Basic economic problem
There are infinite wants but finite factor resources with
which to satisfy them.
Consumer surplus
The difference between the total amount that consumers are
willing and able to pay for a good or service and the total amount that they
actually pay (the market price).
Ceteris paribus
To simplify analysis, economists isolate the relationship
between two variables by assuming ceteris paribus – i.e. all other influencing
factors are held constant.
Political judgement
Judgements about policy measures depending upon the
political values held.
Positive statement
Objective statements that can be tested or rejected by
referring to the available evidence. Positive economics deals with objective
explanation.
Derived demand
Derived demand is demand that comes from (is derived) from
the demand for something else.
Capital goods
Producer or capital goods such as plant (factories) and machinery
and equipment are useful not in themselves but for the goods and services they
can help produce in the future.
Factors of production
Factors of production are the inputs available to supply
goods and services: Land, Labour, Capital and Enterprise.
Opportunity cost
The cost of any choice in terms of the next best alternative
foregone.
Utility maximisation
The assumption that consumers behave rationally in
allocating their limited budget between different products so as to maximise total
satisfaction from their purchases.
Production possibility frontier
A boundary that shows the combinations of two
or more goods and services that can be produced using all available factor
resources efficiently.
Productive potential
The amount of output an economy could produce if all of its
resources were fully and efficiently employed.
Allocative efficiency
Allocative efficiency occurs when the value that consumers
place on a good or service (reflected in the price they are willing and able to pay) equals the cost resources to produce the product
Demand
Quantity of a good or service that consumers are willing and able to buy
at a given price in a given time period.
Composite demand
Composite demand is when the good has multiple uses. So,
the demand for bricks is made up of many demands e.g. house building demand
and factory building demand. Milk can be made into cream, cheese, yoghurts etc.
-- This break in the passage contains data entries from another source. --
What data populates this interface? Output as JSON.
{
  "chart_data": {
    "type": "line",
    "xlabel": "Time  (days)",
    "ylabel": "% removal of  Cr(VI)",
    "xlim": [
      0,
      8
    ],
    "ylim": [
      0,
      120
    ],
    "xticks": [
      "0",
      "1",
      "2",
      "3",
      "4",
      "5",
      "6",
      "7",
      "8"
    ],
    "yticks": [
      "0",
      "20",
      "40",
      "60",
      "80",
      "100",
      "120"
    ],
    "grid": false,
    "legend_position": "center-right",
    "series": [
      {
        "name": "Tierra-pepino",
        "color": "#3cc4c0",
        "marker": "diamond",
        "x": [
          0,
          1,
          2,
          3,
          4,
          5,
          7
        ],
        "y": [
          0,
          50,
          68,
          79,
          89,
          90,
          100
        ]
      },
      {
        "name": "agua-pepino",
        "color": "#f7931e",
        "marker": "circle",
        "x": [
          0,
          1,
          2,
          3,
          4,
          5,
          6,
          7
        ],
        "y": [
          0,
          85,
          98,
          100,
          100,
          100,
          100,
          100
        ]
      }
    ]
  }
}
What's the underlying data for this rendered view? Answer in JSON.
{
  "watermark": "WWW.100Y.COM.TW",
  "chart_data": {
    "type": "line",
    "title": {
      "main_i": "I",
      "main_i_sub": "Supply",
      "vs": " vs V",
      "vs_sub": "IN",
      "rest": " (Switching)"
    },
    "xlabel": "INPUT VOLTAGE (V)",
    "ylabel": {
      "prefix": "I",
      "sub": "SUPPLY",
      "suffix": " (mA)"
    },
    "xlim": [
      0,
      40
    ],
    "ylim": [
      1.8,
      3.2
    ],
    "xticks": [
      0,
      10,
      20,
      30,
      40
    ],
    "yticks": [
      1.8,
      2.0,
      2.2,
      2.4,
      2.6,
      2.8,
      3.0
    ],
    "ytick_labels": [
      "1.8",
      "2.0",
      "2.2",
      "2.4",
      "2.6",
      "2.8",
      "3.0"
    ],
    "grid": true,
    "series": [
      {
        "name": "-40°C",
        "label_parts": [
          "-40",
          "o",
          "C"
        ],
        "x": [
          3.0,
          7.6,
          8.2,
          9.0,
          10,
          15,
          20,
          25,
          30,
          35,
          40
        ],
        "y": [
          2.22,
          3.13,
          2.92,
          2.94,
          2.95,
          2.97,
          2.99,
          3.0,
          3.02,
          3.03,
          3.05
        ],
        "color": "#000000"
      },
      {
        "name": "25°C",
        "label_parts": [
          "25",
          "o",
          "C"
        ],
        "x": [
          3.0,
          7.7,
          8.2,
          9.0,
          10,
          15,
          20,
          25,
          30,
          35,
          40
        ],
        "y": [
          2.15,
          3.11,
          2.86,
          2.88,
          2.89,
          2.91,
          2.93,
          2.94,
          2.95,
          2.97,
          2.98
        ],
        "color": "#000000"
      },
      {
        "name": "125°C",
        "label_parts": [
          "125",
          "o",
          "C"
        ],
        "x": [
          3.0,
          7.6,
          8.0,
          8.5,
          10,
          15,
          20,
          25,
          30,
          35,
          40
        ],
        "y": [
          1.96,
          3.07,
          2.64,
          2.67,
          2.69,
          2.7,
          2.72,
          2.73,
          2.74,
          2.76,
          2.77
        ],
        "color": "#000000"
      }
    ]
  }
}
Price elasticity of demand
Price elasticity of demand measures the
responsiveness or sensitivity of demand for a product following a change in its
own price.
Price mechanism
The means by which decisions of consumers and businesses
interact to determine the allocation of resources.
Economic model
A simplified representation of economic processes. This
representation can be used to gain a better understanding of the theory.
Joint supply
Joint supply describes a situation where an increase or decrease in
the supply of one good leads to an increase or decrease in supply of another by product.